VIOLATION DES DROITS HUMAINS PAR LES KOGLWEOGO : Le MOCER dénonce le silence du ministre en charge de la Justice

VIOLATION DES DROITS HUMAINS PAR LES KOGLWEOGO   :  Le MOCER dénonce le silence du ministre en charge de la Justice

 

 

Les responsables du Mouvement citoyen pour une éthique républicaine (MOCER) étaient face à la presse le 10 novembre 2017, à Ouagadougou, dans l’optique de donner leur  point de vue sur la situation nationale, notamment ce qu’ils qualifient de remise en cause de certains acquis (la liberté d’expression, de manifester, les atteintes aux droits de l’Homme par les Koglwéogo…) et  annoncer ce qu’ils entendent mener comme activités dans les jours à venir.

 

Le récent incident entre Koglwéogo et gendarmes ayant occasionné un blessé par balle parmi les pandores à Zabré, l’immixtion du ministre de la Communication dans le traitement de l’information dans les médias publics, les graves violations des droits humains par les groupes d’autodéfense, les Koglwéogo. Ce sont, entre autres, les sujets qui étaient au menu des échanges entre la presse et le MOCER, le 10 novembre dernier.
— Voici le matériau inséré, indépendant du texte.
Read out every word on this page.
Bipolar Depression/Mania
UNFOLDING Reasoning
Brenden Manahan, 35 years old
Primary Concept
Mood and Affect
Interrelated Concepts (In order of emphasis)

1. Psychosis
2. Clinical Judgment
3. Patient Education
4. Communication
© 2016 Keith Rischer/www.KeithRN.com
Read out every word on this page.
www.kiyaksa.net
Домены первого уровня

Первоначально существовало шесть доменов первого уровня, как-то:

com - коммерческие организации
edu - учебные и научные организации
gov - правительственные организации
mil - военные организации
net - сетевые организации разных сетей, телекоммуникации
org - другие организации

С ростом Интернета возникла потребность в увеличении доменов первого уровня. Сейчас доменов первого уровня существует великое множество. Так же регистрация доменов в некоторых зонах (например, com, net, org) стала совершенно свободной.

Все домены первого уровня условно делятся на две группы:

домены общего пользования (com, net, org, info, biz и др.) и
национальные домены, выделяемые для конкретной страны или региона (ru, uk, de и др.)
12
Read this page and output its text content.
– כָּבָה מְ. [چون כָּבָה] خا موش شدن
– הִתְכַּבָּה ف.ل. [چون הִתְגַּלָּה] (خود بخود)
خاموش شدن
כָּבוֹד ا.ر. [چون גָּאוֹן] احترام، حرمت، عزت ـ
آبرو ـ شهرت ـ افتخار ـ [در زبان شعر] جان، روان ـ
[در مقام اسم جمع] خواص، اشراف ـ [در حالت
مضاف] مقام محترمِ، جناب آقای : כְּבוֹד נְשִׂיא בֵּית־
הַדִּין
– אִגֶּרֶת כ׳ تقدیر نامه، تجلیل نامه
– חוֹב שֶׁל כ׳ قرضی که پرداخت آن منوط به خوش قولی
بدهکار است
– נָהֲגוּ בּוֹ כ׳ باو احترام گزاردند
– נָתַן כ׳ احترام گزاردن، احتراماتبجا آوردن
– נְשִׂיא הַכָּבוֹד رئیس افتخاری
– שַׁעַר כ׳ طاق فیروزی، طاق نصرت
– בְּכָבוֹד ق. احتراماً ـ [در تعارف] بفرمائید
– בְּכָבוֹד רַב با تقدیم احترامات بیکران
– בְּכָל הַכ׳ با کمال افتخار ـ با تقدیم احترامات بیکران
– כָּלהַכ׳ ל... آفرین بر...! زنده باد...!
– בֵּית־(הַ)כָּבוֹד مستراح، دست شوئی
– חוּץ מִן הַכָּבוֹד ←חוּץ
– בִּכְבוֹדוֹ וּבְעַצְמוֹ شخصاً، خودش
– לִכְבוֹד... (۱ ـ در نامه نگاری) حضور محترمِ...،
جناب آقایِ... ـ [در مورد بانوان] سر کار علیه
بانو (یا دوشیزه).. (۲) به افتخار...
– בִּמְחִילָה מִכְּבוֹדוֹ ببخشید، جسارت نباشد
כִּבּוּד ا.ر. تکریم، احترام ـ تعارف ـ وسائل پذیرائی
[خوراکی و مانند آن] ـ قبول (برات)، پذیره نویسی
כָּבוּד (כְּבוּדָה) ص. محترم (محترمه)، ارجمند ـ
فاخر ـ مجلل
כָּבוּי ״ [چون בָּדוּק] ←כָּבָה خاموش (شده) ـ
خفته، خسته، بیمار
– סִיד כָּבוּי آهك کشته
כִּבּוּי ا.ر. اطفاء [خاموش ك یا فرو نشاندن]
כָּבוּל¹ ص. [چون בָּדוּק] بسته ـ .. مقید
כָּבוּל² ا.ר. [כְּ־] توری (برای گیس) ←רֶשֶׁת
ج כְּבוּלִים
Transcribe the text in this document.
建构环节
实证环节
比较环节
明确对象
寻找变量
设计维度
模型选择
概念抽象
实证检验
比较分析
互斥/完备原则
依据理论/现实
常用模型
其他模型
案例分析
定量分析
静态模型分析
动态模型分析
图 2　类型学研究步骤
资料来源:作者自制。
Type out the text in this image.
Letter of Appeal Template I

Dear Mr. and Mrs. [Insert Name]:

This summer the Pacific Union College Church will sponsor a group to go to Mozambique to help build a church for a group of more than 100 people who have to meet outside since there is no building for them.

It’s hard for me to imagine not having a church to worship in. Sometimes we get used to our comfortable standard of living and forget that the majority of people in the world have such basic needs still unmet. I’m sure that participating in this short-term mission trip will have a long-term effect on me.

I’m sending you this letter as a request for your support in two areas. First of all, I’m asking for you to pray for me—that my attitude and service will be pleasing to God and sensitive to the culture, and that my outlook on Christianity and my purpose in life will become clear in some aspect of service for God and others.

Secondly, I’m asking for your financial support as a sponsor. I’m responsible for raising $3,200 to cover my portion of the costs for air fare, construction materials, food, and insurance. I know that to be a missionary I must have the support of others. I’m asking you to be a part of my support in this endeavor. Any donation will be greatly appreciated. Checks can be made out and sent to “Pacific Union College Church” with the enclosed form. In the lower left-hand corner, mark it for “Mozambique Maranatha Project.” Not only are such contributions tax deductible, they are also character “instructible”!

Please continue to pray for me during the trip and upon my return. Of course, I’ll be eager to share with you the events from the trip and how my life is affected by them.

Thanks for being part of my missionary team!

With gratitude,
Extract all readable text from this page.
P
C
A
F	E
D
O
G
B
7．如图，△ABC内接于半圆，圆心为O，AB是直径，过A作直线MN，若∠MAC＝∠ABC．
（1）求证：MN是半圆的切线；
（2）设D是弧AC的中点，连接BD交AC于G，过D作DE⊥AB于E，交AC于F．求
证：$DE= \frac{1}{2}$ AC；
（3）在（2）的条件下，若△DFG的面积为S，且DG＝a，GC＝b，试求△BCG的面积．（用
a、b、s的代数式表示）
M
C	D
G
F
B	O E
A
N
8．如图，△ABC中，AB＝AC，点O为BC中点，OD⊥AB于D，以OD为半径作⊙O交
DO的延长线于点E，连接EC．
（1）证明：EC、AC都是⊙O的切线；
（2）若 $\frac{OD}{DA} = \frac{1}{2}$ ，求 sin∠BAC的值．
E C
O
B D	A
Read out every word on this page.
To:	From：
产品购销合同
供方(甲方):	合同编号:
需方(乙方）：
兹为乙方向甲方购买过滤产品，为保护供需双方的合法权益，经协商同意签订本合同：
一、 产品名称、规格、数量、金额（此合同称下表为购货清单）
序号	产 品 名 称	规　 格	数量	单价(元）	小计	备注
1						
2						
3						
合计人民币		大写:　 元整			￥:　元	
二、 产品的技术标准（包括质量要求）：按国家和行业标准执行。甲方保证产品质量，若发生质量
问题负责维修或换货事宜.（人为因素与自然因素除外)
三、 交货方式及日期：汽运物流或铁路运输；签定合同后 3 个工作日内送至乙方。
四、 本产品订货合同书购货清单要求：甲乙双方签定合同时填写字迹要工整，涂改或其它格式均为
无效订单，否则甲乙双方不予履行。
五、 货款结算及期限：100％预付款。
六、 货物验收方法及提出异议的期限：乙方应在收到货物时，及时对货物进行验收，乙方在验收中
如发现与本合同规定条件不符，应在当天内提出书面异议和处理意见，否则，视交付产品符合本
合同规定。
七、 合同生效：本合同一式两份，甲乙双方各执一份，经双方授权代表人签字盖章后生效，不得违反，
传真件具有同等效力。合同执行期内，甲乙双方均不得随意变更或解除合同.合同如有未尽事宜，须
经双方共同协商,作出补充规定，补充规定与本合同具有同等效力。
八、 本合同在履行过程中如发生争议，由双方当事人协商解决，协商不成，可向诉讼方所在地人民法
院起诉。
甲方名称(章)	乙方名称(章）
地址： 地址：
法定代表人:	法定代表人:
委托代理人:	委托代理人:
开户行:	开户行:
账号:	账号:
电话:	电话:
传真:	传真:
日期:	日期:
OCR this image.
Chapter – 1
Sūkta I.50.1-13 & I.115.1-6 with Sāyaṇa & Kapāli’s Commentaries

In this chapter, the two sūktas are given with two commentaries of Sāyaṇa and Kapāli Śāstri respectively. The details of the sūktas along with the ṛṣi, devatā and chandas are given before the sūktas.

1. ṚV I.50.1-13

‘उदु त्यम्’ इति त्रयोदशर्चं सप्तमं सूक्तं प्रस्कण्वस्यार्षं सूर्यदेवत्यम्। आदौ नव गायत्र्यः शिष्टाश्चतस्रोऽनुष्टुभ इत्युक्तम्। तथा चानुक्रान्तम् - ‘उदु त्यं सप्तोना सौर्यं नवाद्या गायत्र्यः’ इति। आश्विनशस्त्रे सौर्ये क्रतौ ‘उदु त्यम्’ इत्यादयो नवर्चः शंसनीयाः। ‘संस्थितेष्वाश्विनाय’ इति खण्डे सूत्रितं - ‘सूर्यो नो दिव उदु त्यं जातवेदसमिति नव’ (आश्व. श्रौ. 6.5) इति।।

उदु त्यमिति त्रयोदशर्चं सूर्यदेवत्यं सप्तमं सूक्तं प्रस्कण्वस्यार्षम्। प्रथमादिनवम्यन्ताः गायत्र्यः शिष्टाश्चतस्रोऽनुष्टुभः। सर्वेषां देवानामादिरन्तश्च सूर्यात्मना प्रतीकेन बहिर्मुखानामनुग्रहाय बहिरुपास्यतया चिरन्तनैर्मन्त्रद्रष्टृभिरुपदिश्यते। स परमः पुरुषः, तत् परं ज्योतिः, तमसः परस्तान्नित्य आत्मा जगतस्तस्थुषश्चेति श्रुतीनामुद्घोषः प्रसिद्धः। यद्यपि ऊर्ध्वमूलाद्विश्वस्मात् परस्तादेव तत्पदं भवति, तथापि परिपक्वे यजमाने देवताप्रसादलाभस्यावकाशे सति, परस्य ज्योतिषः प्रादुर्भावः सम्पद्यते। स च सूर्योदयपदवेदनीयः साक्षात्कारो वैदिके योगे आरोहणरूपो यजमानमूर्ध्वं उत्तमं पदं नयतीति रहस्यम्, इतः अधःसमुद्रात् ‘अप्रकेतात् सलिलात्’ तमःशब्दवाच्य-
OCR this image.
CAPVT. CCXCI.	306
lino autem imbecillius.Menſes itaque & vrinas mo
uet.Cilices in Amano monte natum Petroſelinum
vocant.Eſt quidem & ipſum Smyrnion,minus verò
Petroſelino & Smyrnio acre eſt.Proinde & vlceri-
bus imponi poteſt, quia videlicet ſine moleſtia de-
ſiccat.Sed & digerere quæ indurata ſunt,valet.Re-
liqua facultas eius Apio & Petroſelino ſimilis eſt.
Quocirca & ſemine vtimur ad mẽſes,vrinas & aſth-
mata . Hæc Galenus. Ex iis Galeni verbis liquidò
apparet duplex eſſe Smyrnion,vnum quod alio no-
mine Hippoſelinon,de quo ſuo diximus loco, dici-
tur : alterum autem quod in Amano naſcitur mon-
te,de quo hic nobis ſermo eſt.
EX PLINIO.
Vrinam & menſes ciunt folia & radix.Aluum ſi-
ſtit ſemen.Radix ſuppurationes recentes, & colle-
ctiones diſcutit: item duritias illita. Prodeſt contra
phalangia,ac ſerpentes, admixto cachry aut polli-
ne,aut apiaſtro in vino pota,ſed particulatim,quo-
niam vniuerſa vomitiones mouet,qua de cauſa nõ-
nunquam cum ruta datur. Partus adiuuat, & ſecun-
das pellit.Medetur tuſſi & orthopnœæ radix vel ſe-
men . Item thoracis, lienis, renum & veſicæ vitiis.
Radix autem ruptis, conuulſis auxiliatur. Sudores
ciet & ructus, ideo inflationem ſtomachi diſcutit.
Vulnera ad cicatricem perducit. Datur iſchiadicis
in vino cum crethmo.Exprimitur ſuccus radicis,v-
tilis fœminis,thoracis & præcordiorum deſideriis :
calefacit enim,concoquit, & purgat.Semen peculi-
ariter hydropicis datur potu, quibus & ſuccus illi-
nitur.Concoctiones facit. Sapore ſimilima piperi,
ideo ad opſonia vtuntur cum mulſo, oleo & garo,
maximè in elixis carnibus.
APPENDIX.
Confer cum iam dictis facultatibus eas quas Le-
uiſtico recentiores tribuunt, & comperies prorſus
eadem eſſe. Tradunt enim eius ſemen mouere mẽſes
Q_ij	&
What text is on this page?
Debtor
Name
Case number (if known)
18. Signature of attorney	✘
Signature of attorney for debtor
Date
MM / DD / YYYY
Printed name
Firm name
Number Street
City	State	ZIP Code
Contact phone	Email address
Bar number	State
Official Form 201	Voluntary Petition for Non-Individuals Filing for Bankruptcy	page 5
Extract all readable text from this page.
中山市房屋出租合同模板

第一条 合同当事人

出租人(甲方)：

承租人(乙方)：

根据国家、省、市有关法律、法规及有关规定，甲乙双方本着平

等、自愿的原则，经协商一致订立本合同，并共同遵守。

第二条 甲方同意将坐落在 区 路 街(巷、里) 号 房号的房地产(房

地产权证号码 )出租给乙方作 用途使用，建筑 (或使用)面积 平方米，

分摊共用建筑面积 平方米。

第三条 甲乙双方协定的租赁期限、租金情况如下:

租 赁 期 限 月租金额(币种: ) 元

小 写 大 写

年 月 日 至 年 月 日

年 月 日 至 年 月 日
Face aux Hommes de médias, les responsables du  MOCER ont dénoncé tous ces faits et déploré le silence-radio  de certains ministres, notamment celui en charge de la sécurité, Simon Compaoré, celui de la Communication, Rémis Dandjinou et celui en charge des droits humains pour ce qui concerne les violations répétées des droits humains par les Koglwéogo.  Tout en reconnaissant l’importance de ces groupes dans la lutte contre le grand banditisme et l’insécurité, le MOCER a dénoncé les actes et les dérives de ces Koglwéogo. A ce titre, le président du MOCER, Kassoum Ouattara, a invité le gouvernement à trouver définitivement un statut clair à ces derniers, car cela permettra de  les recadrer. Quant aux évènements de Zabré, le MOCER demande aux autorités de situer toutes les responsabilités et d’appliquer la loi avec célérité.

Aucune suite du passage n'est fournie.